After the palm trees turned purple — they remained that way for hours before slowly transitioning to their usual rainbow hue — the all-white “Tower of Twelve Stories” art instillation, a full-scale section model of a skyscraper, turned a pale shade of purple.

Midway through her set, Ellie Goulding dropped to her knees and with just a slight piano, sang an arresting take of “When Doves Cry,” which she seamlessly intertwined with her ethereal synth-pop hit “Lights.”

Without prompting, the thousands of fans taking in her set joined in on the refrain of the Prince standard song as the vibrant graphics that flashed behind her disappeared, instead capturing her in black and white.

Electronic duo Jack U ended its sweltering set with a short Prince mash-up, pumping out “Let’s Go Crazy” loud enough to reach L.A. and sending a burst of confetti over the audience during a frenetic remix of “I Wanna Be Your Lover” as images of Prince flashed on the screen.

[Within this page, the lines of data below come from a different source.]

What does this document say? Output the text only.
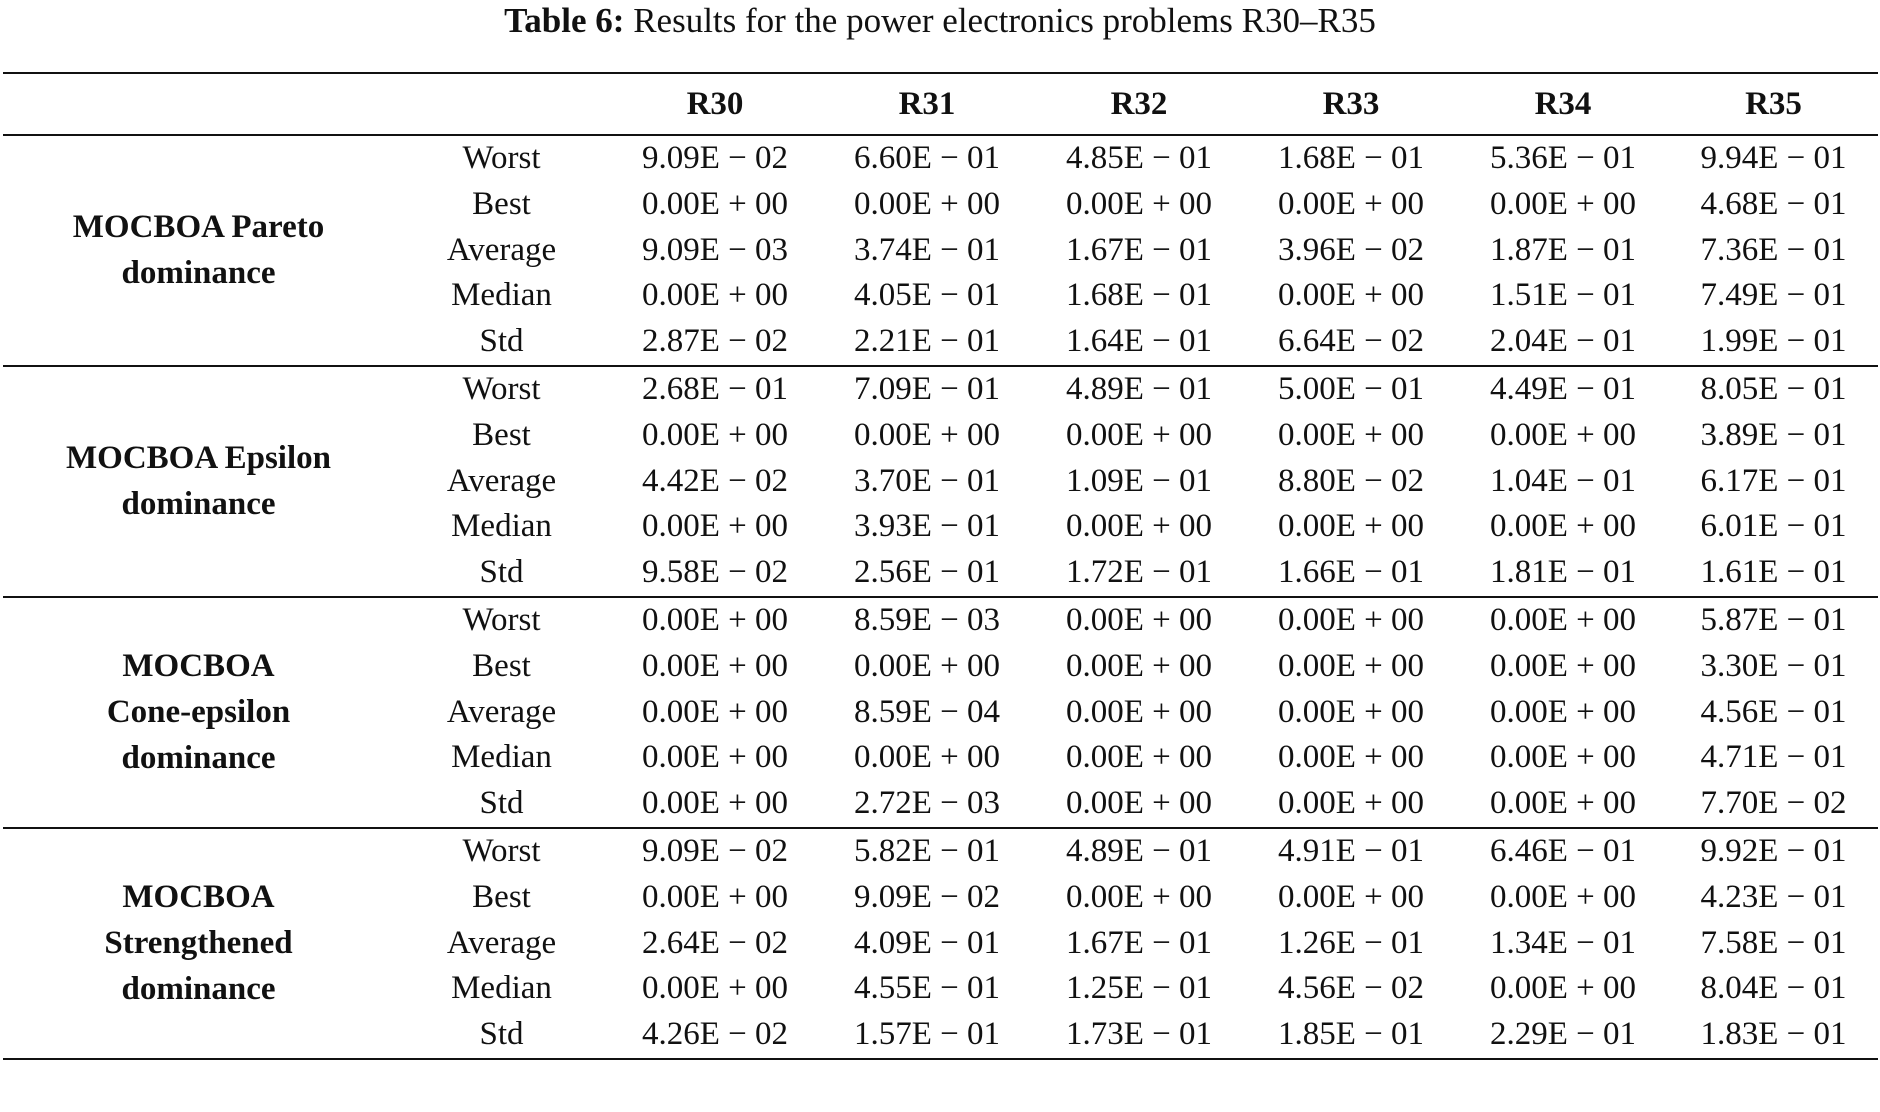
Table 6: Results for the power electronics problems R30–R35
		R30	R31	R32	R33	R34	R35

MOCBOA Pareto
dominance	Worst	9.09E − 02	6.60E − 01	4.85E − 01	1.68E − 01	5.36E − 01	9.94E − 01
	Best	0.00E + 00	0.00E + 00	0.00E + 00	0.00E + 00	0.00E + 00	4.68E − 01
	Average	9.09E − 03	3.74E − 01	1.67E − 01	3.96E − 02	1.87E − 01	7.36E − 01
	Median	0.00E + 00	4.05E − 01	1.68E − 01	0.00E + 00	1.51E − 01	7.49E − 01
	Std	2.87E − 02	2.21E − 01	1.64E − 01	6.64E − 02	2.04E − 01	1.99E − 01

MOCBOA Epsilon
dominance	Worst	2.68E − 01	7.09E − 01	4.89E − 01	5.00E − 01	4.49E − 01	8.05E − 01
	Best	0.00E + 00	0.00E + 00	0.00E + 00	0.00E + 00	0.00E + 00	3.89E − 01
	Average	4.42E − 02	3.70E − 01	1.09E − 01	8.80E − 02	1.04E − 01	6.17E − 01
	Median	0.00E + 00	3.93E − 01	0.00E + 00	0.00E + 00	0.00E + 00	6.01E − 01
	Std	9.58E − 02	2.56E − 01	1.72E − 01	1.66E − 01	1.81E − 01	1.61E − 01

MOCBOA
Cone-epsilon
dominance	Worst	0.00E + 00	8.59E − 03	0.00E + 00	0.00E + 00	0.00E + 00	5.87E − 01
	Best	0.00E + 00	0.00E + 00	0.00E + 00	0.00E + 00	0.00E + 00	3.30E − 01
	Average	0.00E + 00	8.59E − 04	0.00E + 00	0.00E + 00	0.00E + 00	4.56E − 01
	Median	0.00E + 00	0.00E + 00	0.00E + 00	0.00E + 00	0.00E + 00	4.71E − 01
	Std	0.00E + 00	2.72E − 03	0.00E + 00	0.00E + 00	0.00E + 00	7.70E − 02

MOCBOA
Strengthened
dominance	Worst	9.09E − 02	5.82E − 01	4.89E − 01	4.91E − 01	6.46E − 01	9.92E − 01
	Best	0.00E + 00	9.09E − 02	0.00E + 00	0.00E + 00	0.00E + 00	4.23E − 01
	Average	2.64E − 02	4.09E − 01	1.67E − 01	1.26E − 01	1.34E − 01	7.58E − 01
	Median	0.00E + 00	4.55E − 01	1.25E − 01	4.56E − 02	0.00E + 00	8.04E − 01
	Std	4.26E − 02	1.57E − 01	1.73E − 01	1.85E − 01	2.29E − 01	1.83E − 01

Even headliner LCD Soundsystem got in on the tributes, tackling “Controversy” as lights washed the stage in purple.

But the most poignant tribute came in the form of Prince him-self.

Before LCD Soundsystem came on, the main stage went dark and Prince’s voice rang out before video of his seminal cover of Radiohead’s “Creep,” recorded during his 2008 headlining set at Coachella, filled the massive video screens.

Between Prince’s voice echoing across the field and the purple palm trees swaying under the wind, revelers felt his presence. But soon his voice faded, and the lighted trees transformed into myriad colors, a reminder that the Purple One is indeed gone.